OTG New York’s CEO, who joined OTOKI (then Ottogi) in 1987, later moved to Los Angeles in 2005 as OTOKI America’s first sales director. In 2008, at the company’s request, he founded OTG New York to expand markets in the eastern U.S. The company invested millions to develop a distribution network covering New York, New Jersey, Chicago, Georgia, and eastern Canada. By 2023, it employed 18 people, recorded annual sales of $15 million, and reached a cumulative revenue of $132 million.
The complaint further alleges that OTOKI America instructed OTG New York to raise its product prices on Amazon while lowering its own product prices without prior discussion, diverting customers. After the termination, OTOKI America allegedly hired OTG New York’s former employees to gain internal data and systematically attract existing clients.
As a result, OTG New York claims it suffered steep supplier price increases, delivery delays of up to eight months, and blocked collection of receivables—conditions that threatened the company’s survival.
The lawsuit accuses OTOKI America of violating the New Jersey Franchise Practices Act (NJFPA), breaching its contract, and engaging in unlawful interference with business operations.
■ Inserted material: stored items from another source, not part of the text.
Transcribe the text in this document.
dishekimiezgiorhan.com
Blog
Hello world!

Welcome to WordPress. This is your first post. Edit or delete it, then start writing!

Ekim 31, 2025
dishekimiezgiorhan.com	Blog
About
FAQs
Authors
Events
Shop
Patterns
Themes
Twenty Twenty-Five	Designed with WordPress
OTOKI America’s request to transfer the case to California was denied, and the court also rejected its motion to dismiss the case on March 31.
Industry observers noted that the case undermines OTOKI’s long-cultivated image as a “good company,” pointing out that a large corporation appears to have overtaken a Korean American entrepreneur’s market built over decades.
The ongoing litigation is expected to serve as a key test for how major Korean conglomerates and Korean American firms can coexist fairly in overseas markets.